Accident insurance can be of two types. An individual accident insurance policy pays back the insured a sum of money in case of accidental death or permanent disabilities caused due to an accident. Group insurance, on the other hand, is generally availed of by employers to cover their employees. This provides comparatively limited benefits.
Let’s examine the coverage benefits of a personal accident policy:
- An accidental death insurance cover pays the nominee of the insured the entire sum in case of death or fatal injuries.
- A permanent total disability cover pays the insured a fixed amount of money if the accident results in total (and permanent) disability.
- A permanent partial disability cover pays a certain percentage of the amount if the accident results in partial (but permanent) disability.
- A temporary total disability cover enables the insured to receive a weekly allowance to compensate for the loss of earnings in case they are bedridden due to a temporary disability.
4. Insurance-cum-investment plans
In addition to providing financial security, insurance can also help you achieve financial goals. Consider opting for these plans to meet your financial goals.
- Whole-life policy – This policy guarantees benefits throughout the life of the insured, provided the premiums are honoured and the policy is not surrendered. In the event of the death of the policyholder, the nominees receive the sum assured.
- Unit-linked insurance plan – ULIPs are ideal for individuals with an appetite for risk. The company invests a fixed percentage of money in life insurance and the other percentage in equity markets according to your appetite for risk. The lock-in period for these plans is 5 years, but you might need to wait longer to achieve your financial goals. The amount paid towards premiums can be deducted from the yearly taxable income up to a maximum of Rs 1,50,000.
Related: Why do ‘I’ need life insurance?
5. Mobile insurance
Consider opting for a mobile insurance policy if you are planning to purchase a high-end mobile phone.

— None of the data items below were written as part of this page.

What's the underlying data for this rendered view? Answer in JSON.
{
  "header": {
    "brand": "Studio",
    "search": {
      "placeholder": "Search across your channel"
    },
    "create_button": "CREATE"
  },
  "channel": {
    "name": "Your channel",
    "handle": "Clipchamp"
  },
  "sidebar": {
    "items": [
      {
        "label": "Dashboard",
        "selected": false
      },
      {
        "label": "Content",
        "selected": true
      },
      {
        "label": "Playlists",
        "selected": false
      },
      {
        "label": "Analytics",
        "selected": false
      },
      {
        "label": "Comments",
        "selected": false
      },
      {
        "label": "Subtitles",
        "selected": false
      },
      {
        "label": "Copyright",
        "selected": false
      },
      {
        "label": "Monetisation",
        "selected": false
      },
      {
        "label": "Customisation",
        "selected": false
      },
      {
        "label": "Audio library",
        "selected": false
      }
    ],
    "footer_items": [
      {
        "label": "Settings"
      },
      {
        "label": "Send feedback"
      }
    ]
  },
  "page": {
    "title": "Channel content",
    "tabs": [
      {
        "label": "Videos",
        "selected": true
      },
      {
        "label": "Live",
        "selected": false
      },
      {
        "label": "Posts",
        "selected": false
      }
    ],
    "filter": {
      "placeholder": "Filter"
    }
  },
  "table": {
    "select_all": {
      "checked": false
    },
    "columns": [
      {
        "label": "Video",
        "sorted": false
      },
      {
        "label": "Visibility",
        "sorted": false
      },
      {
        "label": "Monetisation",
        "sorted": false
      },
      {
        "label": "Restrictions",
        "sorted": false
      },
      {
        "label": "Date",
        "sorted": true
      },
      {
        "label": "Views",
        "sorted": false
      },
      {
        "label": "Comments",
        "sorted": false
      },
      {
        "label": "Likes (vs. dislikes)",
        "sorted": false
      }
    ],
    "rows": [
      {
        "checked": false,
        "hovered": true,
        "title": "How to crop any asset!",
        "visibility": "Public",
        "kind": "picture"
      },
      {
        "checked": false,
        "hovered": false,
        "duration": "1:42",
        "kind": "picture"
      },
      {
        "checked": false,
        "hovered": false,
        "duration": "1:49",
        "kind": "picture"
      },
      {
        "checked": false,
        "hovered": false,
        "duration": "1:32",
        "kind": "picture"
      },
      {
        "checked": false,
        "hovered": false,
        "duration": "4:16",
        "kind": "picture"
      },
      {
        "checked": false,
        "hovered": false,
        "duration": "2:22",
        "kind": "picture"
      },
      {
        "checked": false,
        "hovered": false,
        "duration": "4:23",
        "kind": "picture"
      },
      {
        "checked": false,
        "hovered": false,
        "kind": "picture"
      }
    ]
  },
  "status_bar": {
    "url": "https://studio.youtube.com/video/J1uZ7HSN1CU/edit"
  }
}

It protects against various factors that can cause damage to your phone. Two issues commonly included under a mobile insurance policy are:
- Damage caused to internal parts of the phone due to water seepage
- Theft of the device from a locked vehicle or room.
6. Motor insurance
According to The Motor Vehicles Act, 1988, it is mandatory for a vehicle owner to obtain third-party insurance before they can drive on Indian roads. The owner's licence can be suspended if they fail to obtain/renew their motor insurance policy.
Motor insurance can be either third-party or comprehensive. The former covers the liability suffered by a third party as a result of an accident caused by the insurer while using their vehicle. Comprehensive motor insurance protects the interests of the policyholder as well as the third party against any loss or damage caused due to an accident.
You can also opt for a personal accident add-on cover that protects your interests in case of an accident that results in death or permanent total disability.
It is vital to have a clear understanding of your financial requirements and do proper research before you purchase an insurance policy. Take a look at the importance of insurance to understand why buying different types of insurance policies during your 20s is a good idea.
Disclaimer: This article is intended for general information purposes only and should not be construed as investment or tax or legal advice. You should separately obtain independent advice when making decisions in these areas.